Most “you oughta” folks mean well, but paying too much attention to them can wear down your confidence. It can make you feel like you should live up to others’ expectations instead of follow your true path.
That’s why I’ve adopted some principles to reduce the impact of the “you oughta” folks on my self-image and motivation. If you want to get people to stop telling you what to do, keep these in mind:
Stop Being a People Pleaser.
My low self-esteem used to compel me to overextend myself with others, trying to be everything to everybody. This tendency to be a people pleaser might have trained some “you oughtas” to throw unsolicited advice my way. According to Vanessa Van Edwards,
A people pleaser is someone who tries hard to make others happy. They will often go out of their way to please someone, even if it means taking their own valuable time of resources away from them.
It’s NOT your job to seek approval from others. When you’re more concerned about making others happy, you take the focus off of what you want. If you can free yourself from the need for others’ approval, you won’t worry so much about making others feel a bit more comfortable.
Thou Shalt Not Cast Pearls Before Swine.
If you have a Bible, open it to Matthew 7:6. If not, just follow along: “Don’t give that which is holy to the dogs, neither throw your pearls before the pigs, lest perhaps they trample them under their feet, and turn and tear you to pieces.”

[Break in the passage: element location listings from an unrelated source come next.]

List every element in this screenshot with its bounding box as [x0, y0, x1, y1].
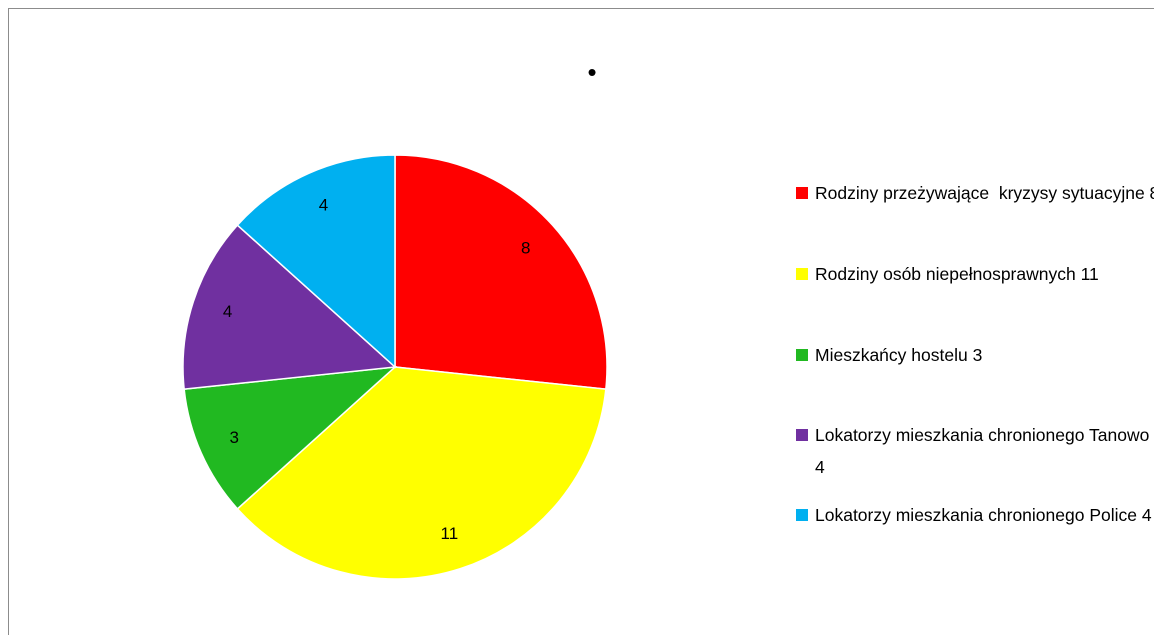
pie-slice [183, 366, 398, 510]
pie-slice [394, 154, 608, 390]
legend-swatch [796, 349, 808, 361]
legend-item: Lokatorzy mieszkania chronionego Police … [796, 499, 1154, 531]
legend-swatch [796, 509, 808, 521]
legend-label: Rodziny osób niepełnosprawnych 11 [815, 264, 1099, 284]
data-label: 4 [223, 302, 232, 321]
chart-frame [8, 8, 1154, 635]
legend-swatch [796, 429, 808, 441]
legend-item: Rodziny osób niepełnosprawnych 11 [796, 258, 1154, 290]
pie-slice [236, 366, 607, 580]
legend-label: Rodziny przeżywające kryzysy sytuacyjne … [815, 183, 1154, 203]
legend-swatch [796, 268, 808, 280]
pie-slice [236, 154, 396, 369]
legend-item: Mieszkańcy hostelu 3 [796, 339, 1154, 371]
data-label: 4 [319, 196, 328, 215]
legend-label: Mieszkańcy hostelu 3 [815, 345, 983, 365]
legend-label: Lokatorzy mieszkania chronionego Police … [815, 505, 1152, 525]
data-label: 8 [521, 239, 530, 258]
data-label: 11 [441, 524, 459, 543]
legend-swatch [796, 187, 808, 199]
legend-label: Lokatorzy mieszkania chronionego Tanowo … [815, 425, 1150, 477]
legend-item: Lokatorzy mieszkania chronionego Tanowo … [796, 419, 1154, 483]
data-label: 3 [230, 428, 239, 447]
legend-item: Rodziny przeżywające kryzysy sytuacyjne … [796, 177, 1154, 209]
pie-slice [182, 224, 397, 390]
chart-title: • [587, 57, 596, 87]
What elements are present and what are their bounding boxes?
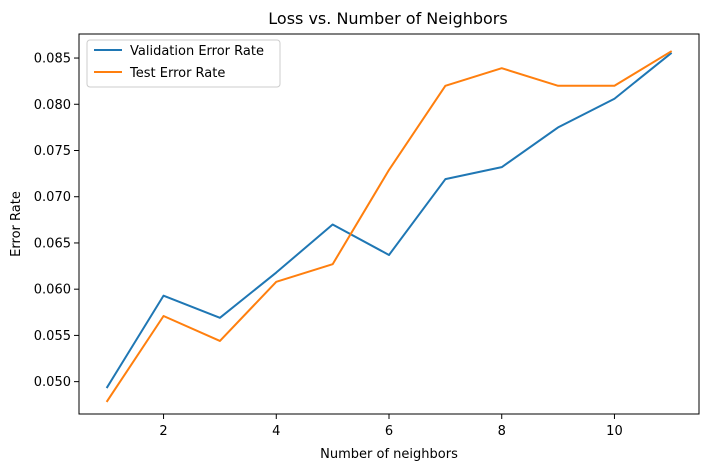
- y-axis: 0.050 0.055 0.060 0.065 0.070 0.075 0.080 0.085: [34, 52, 79, 390]
- chart-title: Loss vs. Number of Neighbors: [268, 9, 507, 28]
- x-axis: 2 4 6 8 10: [159, 414, 623, 439]
- x-tick-label: 10: [606, 424, 623, 439]
- x-tick-label: 8: [498, 424, 506, 439]
- y-tick-label: 0.055: [34, 329, 71, 344]
- y-tick-label: 0.050: [34, 375, 71, 390]
- series-layer: [105, 50, 673, 403]
- legend-label-test-error-rate: Test Error Rate: [129, 66, 225, 81]
- plot-area-frame: [78, 33, 700, 415]
- legend-label-validation-error-rate: Validation Error Rate: [130, 44, 264, 59]
- legend: Validation Error Rate Test Error Rate: [86, 39, 281, 88]
- x-tick-label: 4: [272, 424, 280, 439]
- series-line-validation-error-rate: [105, 52, 673, 389]
- y-tick-label: 0.080: [34, 98, 71, 113]
- y-tick-label: 0.065: [34, 236, 71, 251]
- legend-box: [86, 39, 281, 88]
- y-tick-label: 0.060: [34, 283, 71, 298]
- y-tick-label: 0.075: [34, 144, 71, 159]
- y-axis-label: Error Rate: [9, 191, 24, 257]
- x-tick-label: 6: [385, 424, 393, 439]
- y-tick-label: 0.070: [34, 190, 71, 205]
- y-tick-label: 0.085: [34, 52, 71, 67]
- x-tick-label: 2: [159, 424, 167, 439]
- x-axis-label: Number of neighbors: [320, 447, 458, 462]
- series-line-test-error-rate: [105, 50, 673, 403]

This means not to reveal something special to people who won’t appreciate it. Think twice about sharing your dream with people who don’t understand it and what it means to you. It’s a waste of your time and mental energy.
Own Your Actions.
To the non-swine people in my life, I talk about my RV dream with confidence. But it wasn’t always that way.
This used to be me: “Well, you know, it might seem silly, but here’s what I’m kinda thinking of doing . . .”
This made me sound hesitant and doubtful, which is an open invitation for the “you oughta” folks to weigh in with their negativity.
Now I say, “Oh, thanks for asking! I’m saving up for an RV so I can live where I want and experience true freedom. I couldn’t be more excited!” Sometimes I add, “What do you dream about doing?”
Catch and Release.
Discouraging words can be deflating. It can be difficult, but I try not to get defensive. Instead, I just catch the comment, and then release it so it’s no longer attached to me. Suppose a well-meaning “you oughta” friend tells me, “Well, aaaaaaaactually, you’re not going to be safe doing the RV thing. You’d be a woman traveling alone. You’ll be a target.” Here’s how I might respond:
- Take a breath.
- Smile and respond:
- “Duly noted. Thanks for being so concerned about my safety.”
- Or . . .
- “Aaaawwww, that’s sweet. Thank you for not wanting me to cross paths with a serial axe murderer.”
- Smile again.
- Pivot and change the subject: “I see you’re not wearing a mask. Wanna bum a disposable one off of me?”
You’re not going to change any minds if you get defensive or angry. Just take a breath, smile, and respond politely. Use a little humor if you can. Again, I recommend smiling; It’ll make you feel better.